Lorsque les constituants mis en jeu obéissent aux règles du monde quantique, comme par exemple des électrons dans un solide, le problème devient même tellement ardu que les ordinateurs les plus puissants accessibles dans un futur plus ou moins proche se révèleront impuissants face à ce genre de problème. Une alternative aux calculateurs numériques conventionnels a été suggérée au début des années 80 par le prix Nobel R.P. Feynman : pour étudier un problème mathématiquement ardu, celui-ci a en effet proposé de concevoir un système physique obéissant précisément aux équations à étudier et d’en obtenir la solution par des mesures expérimentales appropriées.

Une telle simulation quantique a été réalisée récemment au laboratoire Kastler Brossel de l’Ecole normale supérieure (ENS) à Paris dans le cas d’un gaz de fermions [1] en interactions fortes : en utilisant les techniques de manipulation d’atomes par la lumière, l’équipe de C. Salomon et F. Chevy a réussi à déterminer l’équation d’état thermodynamique d’un gaz de particules dont la portée des interactions est petite devant leur distance relative.
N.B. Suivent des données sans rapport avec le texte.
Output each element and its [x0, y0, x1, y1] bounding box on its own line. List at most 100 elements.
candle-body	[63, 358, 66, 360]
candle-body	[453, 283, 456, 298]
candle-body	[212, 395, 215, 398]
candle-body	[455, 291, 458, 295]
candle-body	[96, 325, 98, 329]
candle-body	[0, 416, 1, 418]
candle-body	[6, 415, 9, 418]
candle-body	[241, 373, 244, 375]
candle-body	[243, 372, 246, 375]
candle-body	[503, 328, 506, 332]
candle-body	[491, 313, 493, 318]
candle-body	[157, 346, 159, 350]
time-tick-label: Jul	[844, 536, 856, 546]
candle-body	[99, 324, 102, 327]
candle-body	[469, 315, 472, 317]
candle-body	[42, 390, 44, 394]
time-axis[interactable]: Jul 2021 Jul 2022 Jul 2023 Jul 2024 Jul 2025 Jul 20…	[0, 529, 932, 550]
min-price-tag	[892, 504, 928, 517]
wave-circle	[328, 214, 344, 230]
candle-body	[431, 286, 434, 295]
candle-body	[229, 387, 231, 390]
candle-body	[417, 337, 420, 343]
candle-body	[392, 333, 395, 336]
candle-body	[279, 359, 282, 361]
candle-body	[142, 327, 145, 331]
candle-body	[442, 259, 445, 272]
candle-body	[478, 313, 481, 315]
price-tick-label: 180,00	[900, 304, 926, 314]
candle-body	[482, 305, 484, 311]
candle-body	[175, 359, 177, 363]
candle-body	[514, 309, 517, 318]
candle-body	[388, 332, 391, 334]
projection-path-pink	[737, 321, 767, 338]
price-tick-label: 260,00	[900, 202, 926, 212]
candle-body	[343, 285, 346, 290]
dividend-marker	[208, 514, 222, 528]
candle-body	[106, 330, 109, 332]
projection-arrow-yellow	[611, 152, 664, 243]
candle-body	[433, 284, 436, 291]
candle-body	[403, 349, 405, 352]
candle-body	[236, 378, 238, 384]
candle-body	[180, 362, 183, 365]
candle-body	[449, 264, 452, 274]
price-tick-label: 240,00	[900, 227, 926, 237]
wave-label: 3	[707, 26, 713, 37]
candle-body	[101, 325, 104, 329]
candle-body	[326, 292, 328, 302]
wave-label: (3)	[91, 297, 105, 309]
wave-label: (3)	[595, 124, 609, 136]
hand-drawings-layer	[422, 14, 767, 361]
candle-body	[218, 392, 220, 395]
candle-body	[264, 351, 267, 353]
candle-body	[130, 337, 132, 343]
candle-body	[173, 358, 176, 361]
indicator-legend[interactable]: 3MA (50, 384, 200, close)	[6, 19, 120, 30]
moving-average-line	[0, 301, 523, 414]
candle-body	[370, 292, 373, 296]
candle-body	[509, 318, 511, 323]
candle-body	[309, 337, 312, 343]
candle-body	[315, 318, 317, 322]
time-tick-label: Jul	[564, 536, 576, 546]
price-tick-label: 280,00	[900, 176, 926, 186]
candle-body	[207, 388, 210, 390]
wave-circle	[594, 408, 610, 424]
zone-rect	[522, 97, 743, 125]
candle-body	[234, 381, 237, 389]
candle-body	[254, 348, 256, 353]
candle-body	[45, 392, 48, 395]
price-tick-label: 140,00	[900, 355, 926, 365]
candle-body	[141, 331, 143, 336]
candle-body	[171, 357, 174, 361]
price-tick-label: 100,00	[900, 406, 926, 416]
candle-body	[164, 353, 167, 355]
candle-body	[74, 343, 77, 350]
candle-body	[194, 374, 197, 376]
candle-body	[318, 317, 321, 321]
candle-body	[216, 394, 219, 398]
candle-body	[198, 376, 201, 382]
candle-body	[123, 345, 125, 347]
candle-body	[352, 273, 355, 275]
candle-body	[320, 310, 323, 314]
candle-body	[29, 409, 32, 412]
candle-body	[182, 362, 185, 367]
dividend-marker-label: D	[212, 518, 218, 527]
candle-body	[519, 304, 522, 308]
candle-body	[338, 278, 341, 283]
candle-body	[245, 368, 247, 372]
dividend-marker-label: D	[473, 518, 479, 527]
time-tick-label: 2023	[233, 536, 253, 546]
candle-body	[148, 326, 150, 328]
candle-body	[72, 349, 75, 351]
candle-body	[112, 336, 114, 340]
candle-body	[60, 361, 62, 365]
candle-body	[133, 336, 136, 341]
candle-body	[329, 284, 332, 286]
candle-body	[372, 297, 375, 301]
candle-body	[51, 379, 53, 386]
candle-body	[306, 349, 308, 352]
Cette équation d’état est universelle et s’applique aussi bien aux gaz d’atomes ultra-froids qu’à la couche supérieure des étoiles à neutrons.
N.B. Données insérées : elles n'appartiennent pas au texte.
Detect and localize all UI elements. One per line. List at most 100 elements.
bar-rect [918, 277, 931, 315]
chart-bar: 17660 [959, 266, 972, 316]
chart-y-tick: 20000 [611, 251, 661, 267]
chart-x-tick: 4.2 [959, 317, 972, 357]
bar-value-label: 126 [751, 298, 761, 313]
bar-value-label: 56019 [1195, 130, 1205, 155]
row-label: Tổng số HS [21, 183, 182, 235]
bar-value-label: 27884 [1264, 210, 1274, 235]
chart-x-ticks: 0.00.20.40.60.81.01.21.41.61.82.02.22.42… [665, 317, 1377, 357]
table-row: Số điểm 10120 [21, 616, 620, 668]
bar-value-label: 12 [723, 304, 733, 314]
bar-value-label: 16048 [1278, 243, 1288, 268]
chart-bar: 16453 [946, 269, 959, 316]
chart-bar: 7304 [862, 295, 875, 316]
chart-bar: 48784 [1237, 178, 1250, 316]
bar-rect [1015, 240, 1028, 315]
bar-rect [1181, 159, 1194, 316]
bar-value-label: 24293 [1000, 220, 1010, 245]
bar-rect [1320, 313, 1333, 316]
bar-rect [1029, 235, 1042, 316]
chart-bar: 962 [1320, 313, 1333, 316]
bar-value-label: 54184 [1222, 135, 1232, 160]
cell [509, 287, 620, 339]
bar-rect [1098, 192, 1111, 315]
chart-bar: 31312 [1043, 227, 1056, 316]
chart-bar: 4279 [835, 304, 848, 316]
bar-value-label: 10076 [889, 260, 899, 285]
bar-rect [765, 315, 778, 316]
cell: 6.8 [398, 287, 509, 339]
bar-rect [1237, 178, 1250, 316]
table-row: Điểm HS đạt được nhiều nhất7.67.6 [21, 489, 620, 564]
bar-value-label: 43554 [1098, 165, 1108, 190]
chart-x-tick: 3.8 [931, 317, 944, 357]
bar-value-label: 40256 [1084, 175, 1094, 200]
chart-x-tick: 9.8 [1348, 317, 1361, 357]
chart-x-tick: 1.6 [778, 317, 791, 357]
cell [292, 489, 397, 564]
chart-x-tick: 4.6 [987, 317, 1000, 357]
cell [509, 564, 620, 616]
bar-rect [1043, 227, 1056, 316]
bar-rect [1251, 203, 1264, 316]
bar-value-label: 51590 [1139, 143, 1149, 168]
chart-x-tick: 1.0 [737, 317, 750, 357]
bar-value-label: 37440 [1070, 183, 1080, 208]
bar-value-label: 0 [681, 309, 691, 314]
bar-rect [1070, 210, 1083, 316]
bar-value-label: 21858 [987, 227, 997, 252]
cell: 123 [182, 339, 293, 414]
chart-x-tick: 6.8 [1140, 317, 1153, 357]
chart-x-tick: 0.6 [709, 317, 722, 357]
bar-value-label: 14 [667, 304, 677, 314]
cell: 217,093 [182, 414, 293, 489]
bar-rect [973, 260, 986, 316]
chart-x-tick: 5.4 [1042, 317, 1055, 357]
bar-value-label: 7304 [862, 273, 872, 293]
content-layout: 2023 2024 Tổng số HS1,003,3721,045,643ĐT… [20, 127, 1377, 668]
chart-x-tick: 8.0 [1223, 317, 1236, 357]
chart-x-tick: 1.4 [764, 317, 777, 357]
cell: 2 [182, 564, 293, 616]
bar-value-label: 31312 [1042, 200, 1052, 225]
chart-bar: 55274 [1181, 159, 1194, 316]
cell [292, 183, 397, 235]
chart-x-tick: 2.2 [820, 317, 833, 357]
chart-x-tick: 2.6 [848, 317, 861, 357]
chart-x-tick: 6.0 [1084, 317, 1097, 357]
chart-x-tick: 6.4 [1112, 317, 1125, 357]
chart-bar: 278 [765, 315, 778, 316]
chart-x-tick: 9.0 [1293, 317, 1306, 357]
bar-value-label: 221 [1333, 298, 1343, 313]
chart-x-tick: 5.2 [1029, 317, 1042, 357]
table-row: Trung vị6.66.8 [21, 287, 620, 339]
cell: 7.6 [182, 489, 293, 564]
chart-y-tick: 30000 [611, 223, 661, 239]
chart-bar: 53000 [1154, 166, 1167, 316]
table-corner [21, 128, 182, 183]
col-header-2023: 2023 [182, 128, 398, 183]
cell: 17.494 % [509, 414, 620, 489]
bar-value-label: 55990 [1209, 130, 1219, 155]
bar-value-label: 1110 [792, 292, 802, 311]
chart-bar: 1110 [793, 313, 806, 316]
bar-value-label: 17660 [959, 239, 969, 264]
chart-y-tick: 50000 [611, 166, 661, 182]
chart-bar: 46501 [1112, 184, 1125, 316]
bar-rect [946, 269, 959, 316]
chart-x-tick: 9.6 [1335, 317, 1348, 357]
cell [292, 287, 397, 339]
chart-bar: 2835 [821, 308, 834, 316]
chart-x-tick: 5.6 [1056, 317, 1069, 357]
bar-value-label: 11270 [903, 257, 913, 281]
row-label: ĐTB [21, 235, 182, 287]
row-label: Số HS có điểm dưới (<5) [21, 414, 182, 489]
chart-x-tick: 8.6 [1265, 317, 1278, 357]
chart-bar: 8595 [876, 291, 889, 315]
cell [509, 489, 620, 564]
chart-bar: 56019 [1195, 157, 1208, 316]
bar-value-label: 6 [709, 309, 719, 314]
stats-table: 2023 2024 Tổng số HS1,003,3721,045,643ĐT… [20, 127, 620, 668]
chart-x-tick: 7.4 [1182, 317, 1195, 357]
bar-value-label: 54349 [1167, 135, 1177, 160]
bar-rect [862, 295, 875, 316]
L’étude réalisée à l’ENS peut s’étendre à beaucoup de situations rencontrées expérimentalement en physique des gaz quantiques et prouve la pertinence du programme proposé par Feynman. L’un des enjeux sera d’utiliser les techniques développées à l’ENS et dans d’autres groupes internationaux pour tenter de comprendre les mécanismes microscopiques de la supraconductivité à haute température critique qui résiste depuis plus de vingt ans aux efforts des physiciens théoriciens de la matière condensée. Une telle percée pourrait à long terme aider à concevoir des matériaux supraconducteurs à température ambiante, ouvrant ainsi la porte à des applications telles que le stockage ou le transport sans perte de l’énergie électrique.

Figure 1

Voir en ligne : Lien vers l’article


[1] En physique quantique on classe les particules selon deux familles, les bosons et les fermions, nommés d’après les physiciens S. Bose et E. Fermi. Les particules élémentaires telles que l’électron, le proton ou le neutron sont des fermions. Elles obéissent au Principe d’exclusion de Pauli et ne peuvent occuper à deux le même état quantique.